Following the bloody civil war in 2011 that brought down military dictator Muammar Gaddafi, Libya fell in the hands of rival factions and Islamist groups. Two forces in the west and north fought to control the country’s oil fields. The period of lawlessness gave rise to smuggling and trafficking along Libya’s borders and coastlines.
Most migrants enter through the country’s southern border.
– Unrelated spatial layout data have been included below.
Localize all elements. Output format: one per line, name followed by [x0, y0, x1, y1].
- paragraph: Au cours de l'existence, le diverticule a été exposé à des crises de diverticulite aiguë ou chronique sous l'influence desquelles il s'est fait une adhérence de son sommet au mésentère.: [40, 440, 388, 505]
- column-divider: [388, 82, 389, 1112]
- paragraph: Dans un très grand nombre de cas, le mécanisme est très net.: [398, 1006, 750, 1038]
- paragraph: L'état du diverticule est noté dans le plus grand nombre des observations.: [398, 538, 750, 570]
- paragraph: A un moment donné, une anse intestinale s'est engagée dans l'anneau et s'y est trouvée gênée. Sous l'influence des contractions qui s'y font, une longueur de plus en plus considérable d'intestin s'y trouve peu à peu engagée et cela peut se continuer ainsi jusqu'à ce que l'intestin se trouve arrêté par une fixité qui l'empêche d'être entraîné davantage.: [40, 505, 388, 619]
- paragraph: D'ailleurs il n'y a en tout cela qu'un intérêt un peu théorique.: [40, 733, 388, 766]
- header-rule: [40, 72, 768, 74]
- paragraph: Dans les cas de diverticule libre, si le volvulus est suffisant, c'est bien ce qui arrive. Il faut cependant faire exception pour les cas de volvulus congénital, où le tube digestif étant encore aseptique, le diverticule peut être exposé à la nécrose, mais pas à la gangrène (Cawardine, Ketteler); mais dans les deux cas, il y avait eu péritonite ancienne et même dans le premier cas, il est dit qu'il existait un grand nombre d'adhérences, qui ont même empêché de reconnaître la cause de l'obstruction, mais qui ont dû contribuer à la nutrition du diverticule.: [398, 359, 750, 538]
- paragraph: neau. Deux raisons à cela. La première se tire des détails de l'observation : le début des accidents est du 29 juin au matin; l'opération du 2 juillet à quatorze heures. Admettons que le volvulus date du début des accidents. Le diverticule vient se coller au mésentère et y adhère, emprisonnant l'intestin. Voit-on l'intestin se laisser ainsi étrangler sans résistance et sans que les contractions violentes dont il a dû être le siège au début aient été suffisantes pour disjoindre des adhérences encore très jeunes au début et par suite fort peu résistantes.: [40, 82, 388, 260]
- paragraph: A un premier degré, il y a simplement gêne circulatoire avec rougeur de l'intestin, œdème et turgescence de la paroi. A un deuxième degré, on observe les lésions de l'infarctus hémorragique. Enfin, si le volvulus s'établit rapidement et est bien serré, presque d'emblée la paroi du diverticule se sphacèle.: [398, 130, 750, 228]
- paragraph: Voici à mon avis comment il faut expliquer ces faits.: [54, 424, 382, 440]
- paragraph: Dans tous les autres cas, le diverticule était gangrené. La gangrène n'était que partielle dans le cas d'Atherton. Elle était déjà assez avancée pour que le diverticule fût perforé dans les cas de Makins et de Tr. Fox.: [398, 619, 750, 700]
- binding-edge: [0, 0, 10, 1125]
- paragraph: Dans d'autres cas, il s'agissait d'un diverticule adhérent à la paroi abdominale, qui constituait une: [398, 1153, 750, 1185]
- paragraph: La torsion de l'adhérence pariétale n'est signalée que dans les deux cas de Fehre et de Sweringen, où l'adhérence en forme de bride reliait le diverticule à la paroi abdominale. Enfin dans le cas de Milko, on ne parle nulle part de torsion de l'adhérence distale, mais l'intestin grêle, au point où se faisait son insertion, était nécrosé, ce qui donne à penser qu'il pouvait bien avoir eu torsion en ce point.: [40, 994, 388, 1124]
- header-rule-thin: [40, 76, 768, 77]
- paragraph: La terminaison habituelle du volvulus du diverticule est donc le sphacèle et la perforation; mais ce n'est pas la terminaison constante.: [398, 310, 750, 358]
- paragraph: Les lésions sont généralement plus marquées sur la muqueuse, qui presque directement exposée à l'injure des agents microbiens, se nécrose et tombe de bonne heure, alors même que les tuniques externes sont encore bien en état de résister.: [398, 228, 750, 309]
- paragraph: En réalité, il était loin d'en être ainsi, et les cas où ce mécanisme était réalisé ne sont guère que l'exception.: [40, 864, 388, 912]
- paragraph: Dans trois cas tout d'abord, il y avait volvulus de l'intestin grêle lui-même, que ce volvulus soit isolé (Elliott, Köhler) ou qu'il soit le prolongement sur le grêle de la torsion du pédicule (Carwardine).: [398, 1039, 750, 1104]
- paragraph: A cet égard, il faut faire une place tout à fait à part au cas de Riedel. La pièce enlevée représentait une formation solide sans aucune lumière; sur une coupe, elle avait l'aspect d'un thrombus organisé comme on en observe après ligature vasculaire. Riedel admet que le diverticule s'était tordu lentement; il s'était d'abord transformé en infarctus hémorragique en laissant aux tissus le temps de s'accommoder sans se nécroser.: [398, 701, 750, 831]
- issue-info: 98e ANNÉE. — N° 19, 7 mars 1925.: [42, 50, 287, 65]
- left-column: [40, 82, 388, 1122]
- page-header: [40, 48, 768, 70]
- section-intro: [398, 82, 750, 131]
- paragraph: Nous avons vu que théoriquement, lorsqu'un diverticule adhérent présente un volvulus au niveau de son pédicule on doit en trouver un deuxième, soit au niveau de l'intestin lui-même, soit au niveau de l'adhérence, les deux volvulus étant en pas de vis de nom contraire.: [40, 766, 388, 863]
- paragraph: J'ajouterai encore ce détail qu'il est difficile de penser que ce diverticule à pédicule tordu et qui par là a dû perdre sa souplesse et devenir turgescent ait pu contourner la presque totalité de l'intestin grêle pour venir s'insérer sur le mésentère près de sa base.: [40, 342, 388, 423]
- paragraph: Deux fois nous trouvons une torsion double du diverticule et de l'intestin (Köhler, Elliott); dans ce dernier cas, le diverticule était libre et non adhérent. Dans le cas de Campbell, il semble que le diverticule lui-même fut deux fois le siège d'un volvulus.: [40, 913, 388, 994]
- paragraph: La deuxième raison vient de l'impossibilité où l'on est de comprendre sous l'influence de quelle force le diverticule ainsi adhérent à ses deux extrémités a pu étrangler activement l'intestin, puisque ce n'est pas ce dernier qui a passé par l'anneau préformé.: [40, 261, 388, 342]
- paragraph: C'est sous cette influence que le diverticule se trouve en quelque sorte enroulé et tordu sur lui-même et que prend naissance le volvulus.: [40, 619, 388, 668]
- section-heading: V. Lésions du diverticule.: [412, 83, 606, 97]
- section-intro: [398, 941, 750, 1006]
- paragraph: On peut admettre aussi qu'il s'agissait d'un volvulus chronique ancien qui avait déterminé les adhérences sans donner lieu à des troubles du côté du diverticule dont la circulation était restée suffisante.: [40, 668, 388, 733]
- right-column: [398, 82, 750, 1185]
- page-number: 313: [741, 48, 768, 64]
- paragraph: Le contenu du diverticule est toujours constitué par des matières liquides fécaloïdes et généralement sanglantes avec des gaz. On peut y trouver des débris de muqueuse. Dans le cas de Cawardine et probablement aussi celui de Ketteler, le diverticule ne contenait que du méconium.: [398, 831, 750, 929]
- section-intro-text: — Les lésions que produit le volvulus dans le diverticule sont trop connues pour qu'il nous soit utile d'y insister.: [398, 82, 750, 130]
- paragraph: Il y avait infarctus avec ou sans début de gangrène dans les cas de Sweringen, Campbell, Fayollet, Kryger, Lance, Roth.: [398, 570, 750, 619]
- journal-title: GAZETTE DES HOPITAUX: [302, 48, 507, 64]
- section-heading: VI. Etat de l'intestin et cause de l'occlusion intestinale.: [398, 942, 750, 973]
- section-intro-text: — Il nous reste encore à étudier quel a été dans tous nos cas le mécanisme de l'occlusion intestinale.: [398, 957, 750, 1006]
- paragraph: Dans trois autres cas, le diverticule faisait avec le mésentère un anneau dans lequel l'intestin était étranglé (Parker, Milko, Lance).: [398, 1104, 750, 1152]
But the warfare between the Libyan National Army and the UN-backed Government of National Accord (GNA) has left southern Libya lawless and unpatrolled.
Human traffickers and well-armed militias intercept migrants enroute to Tripoli, buying off government officials to sell migrant labor at prices as cheap as a few hundred dollars.
Traffickers have created an online market for illegal weapons despite the arms embargo posed by the UN Security Council, adding further uncertainty to the political situation.
“Seemingly unlimited arms supply fuels the erroneous belief in a military solution to the conflict and contributes to the unwillingness of actors on the ground to agree to a ceasefire,” said Jürgen Schulz, Deputy Permanent Representative of Germany to the UN.
Amid the chaos, migrants are left helpless.
“Countless migrants and refugees lost their lives during captivity by smugglers, after being shot, tortured to death, or simply left to die from starvation or medical neglect,” the UNSMIL report added. “Across Libya, unidentified bodies of migrants and refugees bearing gunshot wounds, torture marks and burns are frequently uncovered in rubbish bins, dry river beds, farms and the desert.”
“We are dying,” detainees told the United Nations Children’s Fund (UNICEF). “We live like animals; they beat us everyday.”
‘Complicit in Tragedy’
Libyan law groups migrants, political refugees and asylum seekers in the same category under the supervision of the Interior Ministry of Department of Combating Illegal Migration (DCIM).
Even if migrants manage to escape from human traffickers and the DCIM’s search and capture along the northern coastline, European patrol ships in the Mediterranean Sea intercept and return migrant boats to Libya.
The European Union (EU) has invested millions of euros in the Libyan Coast Guard in the name of “efficient border management,” fully aware that those returned can only expect indefinite servitude and abuse.
Oxfam, Human Rights Watch (HRW) and dozens other international organizations condemned the EU’s move, calling the policy “complicit,” in an open letter in January.
“The actions of European governments have made it extremely difficult for search and rescue organizations to continue their life-saving work,” the letter said, calling an end to returning migrants to Libya.
Italy – where most migrants land after a journey across the Mediterranean – has been intercepting migrant boats and assisting to transfer migrants back to Libya since 2009. Although deemed a violation by the European Court of Human Rights’ in 2012, Italy’s effort to guard off African migrants has only intensified since then.
In 2017, the Italian parliament signed a legislation that deploys Italy’s Navy to Libyan waters, aiming to assist the Libyan Coast Guard to “fight against illegal immigration and human trafficking.”
More than 10,000 have died crossing the Mediterranean since 2014, according to the International Organization for Migration (IOM).
Yet for migrants fleeing from the insufferable, that stretch of water still represents hope.